The Mongol Empire is usually considered to have ended in 1368 , when the Ming dynasty drove the Mongol Yuan dynasty out of China and captured the capital Khanbaliq (modern Beijing).

Why 1368 is the common date

Historians often treat the Mongol Empire as the unified empire founded by Genghis Khan and ruled by his heirs over a single, loosely integrated system stretching from China to Eastern Europe.
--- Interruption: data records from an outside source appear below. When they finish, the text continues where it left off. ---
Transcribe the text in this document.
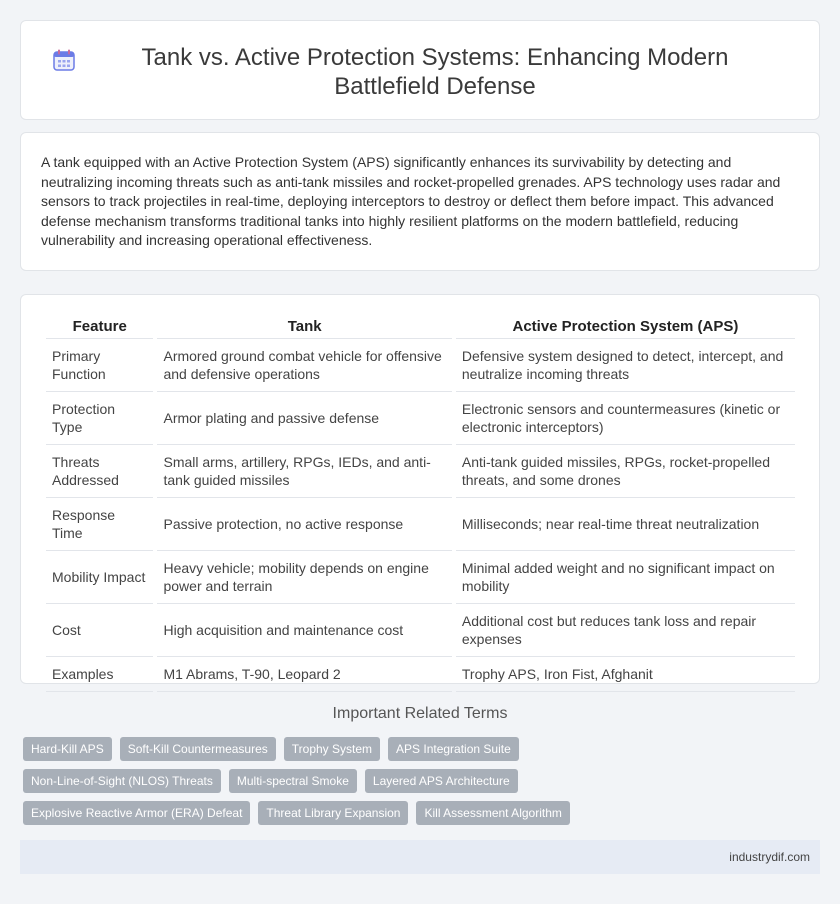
Tank vs. Active Protection Systems: Enhancing Modern Battlefield Defense

A tank equipped with an Active Protection System (APS) significantly enhances its survivability by detecting and neutralizing incoming threats such as anti-tank missiles and rocket-propelled grenades. APS technology uses radar and sensors to track projectiles in real-time, deploying interceptors to destroy or deflect them before impact. This advanced defense mechanism transforms traditional tanks into highly resilient platforms on the modern battlefield, reducing vulnerability and increasing operational effectiveness.

Feature	Tank	Active Protection System (APS)
Primary Function	Armored ground combat vehicle for offensive and defensive operations	Defensive system designed to detect, intercept, and neutralize incoming threats
Protection Type	Armor plating and passive defense	Electronic sensors and countermeasures (kinetic or electronic interceptors)
Threats Addressed	Small arms, artillery, RPGs, IEDs, and anti-tank guided missiles	Anti-tank guided missiles, RPGs, rocket-propelled threats, and some drones
Response Time	Passive protection, no active response	Milliseconds; near real-time threat neutralization
Mobility Impact	Heavy vehicle; mobility depends on engine power and terrain	Minimal added weight and no significant impact on mobility
Cost	High acquisition and maintenance cost	Additional cost but reduces tank loss and repair expenses
Examples	M1 Abrams, T-90, Leopard 2	Trophy APS, Iron Fist, Afghanit
Important Related Terms
Hard-Kill APS	Soft-Kill Countermeasures	Trophy System	APS Integration Suite
Non-Line-of-Sight (NLOS) Threats	Multi-spectral Smoke	Layered APS Architecture
Explosive Reactive Armor (ERA) Defeat	Threat Library Expansion	Kill Assessment Algorithm
industrydif.com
Once this broke into separate khanates (like the Golden Horde, Ilkhanate, Chagatai Khanate, and Yuan dynasty), the “empire” in the strict sense was already weakening.

  • By the second half of the 14th century , most of these pieces had effectively dissolved or become independent successor states.
  • The Yuan dynasty in China fell in 1368 , when the Ming forces expelled the Mongols to the north; many scholars treat this as the formal end of the Mongol Empire as a world empire.

But there’s some debate

Specialists sometimes argue for different “end” dates depending on what they count as part of the empire.

  • Some point to the fragmentation into separate khanates in the 13th–14th centuries as the real end, even before 1368.
  • Others follow the fate of later Mongol successor states (like remnants of the Golden Horde or Northern Yuan), which survived in some form into the 15th–16th centuries and beyond, but these are usually seen as successor khanates rather than the original, united empire.

Quick Scoop (short answer)

  • If you need one clear date for “when did the Mongol Empire end?” the standard answer is: 1368. ✅
  • After that, there were still Mongol-ruled states, but the vast, unified Mongol Empire of Genghis Khan and his immediate successors was gone.